Caroline Camhy didn’t have a plan the night she decided to grab a lawn chair and sit along the Caltrain tracks near her home. It was Oct. 20, 2009, and all she knew was that teenagers were killing themselves, and she had to do something.
"At that point I had a son coming into third grade and a son coming into fifth grade, and I started to think of what was going to happen," says Camhy, at her home office in Palo Alto. "What was I doing? Why was I here? What was I doing here? And how could I continue to live here when, just down the street, students of our local high school and middle school were taking their lives?"
It didn’t take long for other moms and dads to join Camhy. They'd sit in the dead of night, watching the trains barrel down the tracks. "It's very loud. And it's very bright and it comes very fast and it takes a long time being out there to get used to the speed at which it comes," says Camhy.
It was hard to see beyond a few feet. The light was almost blinding.
But maybe, Camhy thought, their presence would be a deterrent. Maybe what’s really needed, she thought, is for someone to sit in a chair outside, when it's cold, and "just be there."
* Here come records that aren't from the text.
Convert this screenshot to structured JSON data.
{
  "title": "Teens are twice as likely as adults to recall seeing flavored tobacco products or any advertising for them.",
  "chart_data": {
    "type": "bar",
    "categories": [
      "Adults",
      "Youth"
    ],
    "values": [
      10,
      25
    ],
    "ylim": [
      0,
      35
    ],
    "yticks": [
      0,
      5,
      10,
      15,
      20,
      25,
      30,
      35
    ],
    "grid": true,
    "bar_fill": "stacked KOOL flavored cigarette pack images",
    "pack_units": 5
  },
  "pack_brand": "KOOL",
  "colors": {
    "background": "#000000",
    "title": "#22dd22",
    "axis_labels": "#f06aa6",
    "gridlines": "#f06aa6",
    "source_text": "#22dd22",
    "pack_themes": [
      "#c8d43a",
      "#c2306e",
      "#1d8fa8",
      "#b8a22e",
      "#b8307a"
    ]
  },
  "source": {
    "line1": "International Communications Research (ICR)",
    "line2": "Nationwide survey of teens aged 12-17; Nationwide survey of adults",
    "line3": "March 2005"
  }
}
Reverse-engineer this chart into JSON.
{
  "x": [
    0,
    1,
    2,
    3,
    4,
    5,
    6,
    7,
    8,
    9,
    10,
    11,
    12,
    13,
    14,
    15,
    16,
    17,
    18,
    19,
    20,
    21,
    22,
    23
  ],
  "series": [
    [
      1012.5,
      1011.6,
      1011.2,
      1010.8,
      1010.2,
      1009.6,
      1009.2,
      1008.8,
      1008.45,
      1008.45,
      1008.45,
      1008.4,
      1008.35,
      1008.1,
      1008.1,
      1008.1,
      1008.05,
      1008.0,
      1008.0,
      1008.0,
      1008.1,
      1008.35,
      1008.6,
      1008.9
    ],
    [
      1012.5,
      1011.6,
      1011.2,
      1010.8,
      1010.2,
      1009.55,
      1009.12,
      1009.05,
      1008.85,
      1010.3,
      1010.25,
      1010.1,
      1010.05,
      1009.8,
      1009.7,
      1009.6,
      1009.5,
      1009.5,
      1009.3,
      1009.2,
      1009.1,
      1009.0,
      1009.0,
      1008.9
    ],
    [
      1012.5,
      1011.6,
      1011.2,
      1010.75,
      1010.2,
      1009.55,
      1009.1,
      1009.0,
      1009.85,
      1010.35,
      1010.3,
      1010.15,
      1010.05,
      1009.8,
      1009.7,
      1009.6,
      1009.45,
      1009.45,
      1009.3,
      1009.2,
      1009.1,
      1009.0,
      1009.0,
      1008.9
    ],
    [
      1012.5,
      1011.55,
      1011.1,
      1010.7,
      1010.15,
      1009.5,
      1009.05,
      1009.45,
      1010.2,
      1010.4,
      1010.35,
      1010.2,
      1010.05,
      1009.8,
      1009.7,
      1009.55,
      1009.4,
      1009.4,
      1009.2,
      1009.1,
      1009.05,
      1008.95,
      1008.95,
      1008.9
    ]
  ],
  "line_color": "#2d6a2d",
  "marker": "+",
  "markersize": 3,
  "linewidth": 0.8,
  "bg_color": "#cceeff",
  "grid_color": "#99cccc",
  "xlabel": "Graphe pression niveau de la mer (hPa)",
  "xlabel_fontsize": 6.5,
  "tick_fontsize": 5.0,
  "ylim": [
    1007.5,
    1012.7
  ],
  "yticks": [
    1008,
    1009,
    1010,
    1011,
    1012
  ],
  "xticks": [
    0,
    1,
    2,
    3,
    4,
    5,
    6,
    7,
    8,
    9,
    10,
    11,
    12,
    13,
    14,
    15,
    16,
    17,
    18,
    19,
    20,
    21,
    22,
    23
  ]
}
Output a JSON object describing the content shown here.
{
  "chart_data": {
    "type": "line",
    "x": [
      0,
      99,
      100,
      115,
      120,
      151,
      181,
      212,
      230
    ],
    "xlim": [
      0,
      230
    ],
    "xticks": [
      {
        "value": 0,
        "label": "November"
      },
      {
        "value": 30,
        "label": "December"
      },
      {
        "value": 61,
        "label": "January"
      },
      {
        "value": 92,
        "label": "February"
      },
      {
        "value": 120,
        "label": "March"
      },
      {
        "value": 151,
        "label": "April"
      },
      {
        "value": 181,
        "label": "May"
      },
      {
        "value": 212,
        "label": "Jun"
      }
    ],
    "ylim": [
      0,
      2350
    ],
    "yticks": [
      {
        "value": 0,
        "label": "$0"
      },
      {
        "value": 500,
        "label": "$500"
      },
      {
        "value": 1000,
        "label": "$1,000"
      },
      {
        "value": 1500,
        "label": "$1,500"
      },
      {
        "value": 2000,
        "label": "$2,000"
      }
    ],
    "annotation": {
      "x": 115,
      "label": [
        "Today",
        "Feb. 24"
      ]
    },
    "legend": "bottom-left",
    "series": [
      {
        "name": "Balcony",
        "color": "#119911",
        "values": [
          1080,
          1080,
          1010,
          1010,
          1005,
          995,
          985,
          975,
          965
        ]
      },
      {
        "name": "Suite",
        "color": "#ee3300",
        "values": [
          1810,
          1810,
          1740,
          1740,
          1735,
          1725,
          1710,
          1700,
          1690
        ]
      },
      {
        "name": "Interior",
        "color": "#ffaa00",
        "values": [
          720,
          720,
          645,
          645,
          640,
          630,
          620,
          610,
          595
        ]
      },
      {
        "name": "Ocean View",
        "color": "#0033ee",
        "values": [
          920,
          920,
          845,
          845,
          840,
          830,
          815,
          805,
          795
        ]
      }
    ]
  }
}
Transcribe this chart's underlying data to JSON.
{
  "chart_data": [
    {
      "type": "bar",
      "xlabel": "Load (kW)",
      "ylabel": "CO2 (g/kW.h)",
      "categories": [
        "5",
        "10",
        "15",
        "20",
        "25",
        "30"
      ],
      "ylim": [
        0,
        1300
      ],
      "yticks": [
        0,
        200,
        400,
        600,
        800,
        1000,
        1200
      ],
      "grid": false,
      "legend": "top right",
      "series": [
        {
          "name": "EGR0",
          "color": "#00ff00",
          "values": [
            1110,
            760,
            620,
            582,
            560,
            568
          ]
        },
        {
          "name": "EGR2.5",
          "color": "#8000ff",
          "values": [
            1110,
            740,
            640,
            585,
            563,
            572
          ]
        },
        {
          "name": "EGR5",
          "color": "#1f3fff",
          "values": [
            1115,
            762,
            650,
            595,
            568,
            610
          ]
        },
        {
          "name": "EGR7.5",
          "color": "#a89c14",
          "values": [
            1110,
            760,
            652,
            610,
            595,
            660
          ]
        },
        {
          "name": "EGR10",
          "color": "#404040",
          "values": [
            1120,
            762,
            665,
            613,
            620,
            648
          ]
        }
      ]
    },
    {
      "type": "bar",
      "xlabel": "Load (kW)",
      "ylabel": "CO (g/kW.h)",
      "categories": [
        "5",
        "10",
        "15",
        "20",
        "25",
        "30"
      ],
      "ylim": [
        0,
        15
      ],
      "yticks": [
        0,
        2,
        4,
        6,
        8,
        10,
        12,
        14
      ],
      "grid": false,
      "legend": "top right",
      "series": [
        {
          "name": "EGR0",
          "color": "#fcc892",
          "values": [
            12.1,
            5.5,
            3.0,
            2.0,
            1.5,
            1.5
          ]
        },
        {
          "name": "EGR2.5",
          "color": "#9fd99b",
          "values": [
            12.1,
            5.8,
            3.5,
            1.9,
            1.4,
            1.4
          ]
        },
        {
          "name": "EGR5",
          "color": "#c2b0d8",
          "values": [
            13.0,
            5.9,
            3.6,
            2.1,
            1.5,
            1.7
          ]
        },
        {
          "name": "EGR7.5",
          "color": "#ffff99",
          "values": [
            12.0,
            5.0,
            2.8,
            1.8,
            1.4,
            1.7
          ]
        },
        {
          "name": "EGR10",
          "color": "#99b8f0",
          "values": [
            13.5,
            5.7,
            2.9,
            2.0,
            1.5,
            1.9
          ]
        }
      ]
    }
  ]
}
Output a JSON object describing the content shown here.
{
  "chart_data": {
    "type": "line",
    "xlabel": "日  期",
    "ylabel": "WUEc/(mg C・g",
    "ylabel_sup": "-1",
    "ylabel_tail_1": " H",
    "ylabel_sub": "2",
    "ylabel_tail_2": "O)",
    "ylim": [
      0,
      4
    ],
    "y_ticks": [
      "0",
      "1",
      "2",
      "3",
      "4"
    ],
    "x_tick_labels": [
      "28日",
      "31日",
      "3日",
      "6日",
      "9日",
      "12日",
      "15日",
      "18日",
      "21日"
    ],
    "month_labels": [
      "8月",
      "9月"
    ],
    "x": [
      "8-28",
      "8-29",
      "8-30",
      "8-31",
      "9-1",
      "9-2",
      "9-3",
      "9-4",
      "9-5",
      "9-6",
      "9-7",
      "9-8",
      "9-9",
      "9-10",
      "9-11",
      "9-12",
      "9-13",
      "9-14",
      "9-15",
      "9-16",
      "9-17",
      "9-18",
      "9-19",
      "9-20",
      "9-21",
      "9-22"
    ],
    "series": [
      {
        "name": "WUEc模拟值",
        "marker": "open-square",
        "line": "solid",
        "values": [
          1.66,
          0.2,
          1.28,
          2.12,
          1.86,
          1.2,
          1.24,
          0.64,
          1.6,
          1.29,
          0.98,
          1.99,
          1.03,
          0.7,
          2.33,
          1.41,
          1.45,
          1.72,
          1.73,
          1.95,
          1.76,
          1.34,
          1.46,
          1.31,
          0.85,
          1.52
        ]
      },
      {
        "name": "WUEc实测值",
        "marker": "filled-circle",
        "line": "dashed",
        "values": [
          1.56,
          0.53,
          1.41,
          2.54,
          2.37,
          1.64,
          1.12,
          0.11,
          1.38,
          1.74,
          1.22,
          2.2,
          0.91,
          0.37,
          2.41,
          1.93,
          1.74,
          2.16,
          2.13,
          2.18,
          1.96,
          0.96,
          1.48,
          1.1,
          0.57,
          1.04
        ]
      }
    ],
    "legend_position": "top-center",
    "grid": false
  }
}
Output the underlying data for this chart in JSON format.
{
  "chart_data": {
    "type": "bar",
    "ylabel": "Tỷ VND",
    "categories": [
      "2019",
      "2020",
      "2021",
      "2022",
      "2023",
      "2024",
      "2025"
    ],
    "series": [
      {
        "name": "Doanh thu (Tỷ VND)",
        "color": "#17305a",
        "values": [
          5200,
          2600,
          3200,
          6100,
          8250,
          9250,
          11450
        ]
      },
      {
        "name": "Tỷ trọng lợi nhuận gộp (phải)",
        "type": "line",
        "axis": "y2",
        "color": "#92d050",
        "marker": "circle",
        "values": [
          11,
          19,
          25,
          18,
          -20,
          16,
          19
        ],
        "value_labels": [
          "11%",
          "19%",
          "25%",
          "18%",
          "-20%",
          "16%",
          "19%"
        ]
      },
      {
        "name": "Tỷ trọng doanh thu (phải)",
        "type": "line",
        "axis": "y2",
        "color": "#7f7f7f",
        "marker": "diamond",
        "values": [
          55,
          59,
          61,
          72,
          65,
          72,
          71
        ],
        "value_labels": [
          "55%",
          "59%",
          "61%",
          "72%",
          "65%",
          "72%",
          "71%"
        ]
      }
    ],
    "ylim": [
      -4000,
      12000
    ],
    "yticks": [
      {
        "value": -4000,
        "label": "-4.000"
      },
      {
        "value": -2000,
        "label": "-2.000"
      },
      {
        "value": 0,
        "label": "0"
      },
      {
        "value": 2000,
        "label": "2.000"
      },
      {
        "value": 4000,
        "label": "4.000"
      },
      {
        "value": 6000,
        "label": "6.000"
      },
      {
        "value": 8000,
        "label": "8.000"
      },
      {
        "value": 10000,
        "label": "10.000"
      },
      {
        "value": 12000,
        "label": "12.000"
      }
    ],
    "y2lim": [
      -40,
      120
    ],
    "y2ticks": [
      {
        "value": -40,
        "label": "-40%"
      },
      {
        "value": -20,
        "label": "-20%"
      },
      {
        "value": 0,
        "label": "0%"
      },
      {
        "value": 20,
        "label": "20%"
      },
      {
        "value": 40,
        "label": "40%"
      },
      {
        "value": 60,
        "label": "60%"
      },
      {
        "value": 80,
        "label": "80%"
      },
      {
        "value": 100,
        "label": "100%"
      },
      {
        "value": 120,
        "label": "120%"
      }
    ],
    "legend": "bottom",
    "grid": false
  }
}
At the height of the TrackWatch program, 150 volunteers in rotating shifts kept watch over the tracks. Camhy did it for three years, even after the city added paid security guards. And the number of suicides at Palo Alto’s four train stops went down.
By 2012, volunteers began to peter out, and as Camhy’s children got older, they needed her around more. It also occurred to Camhy that simply having someone sitting along the tracks was an unsustainable solution to a much deeper problem.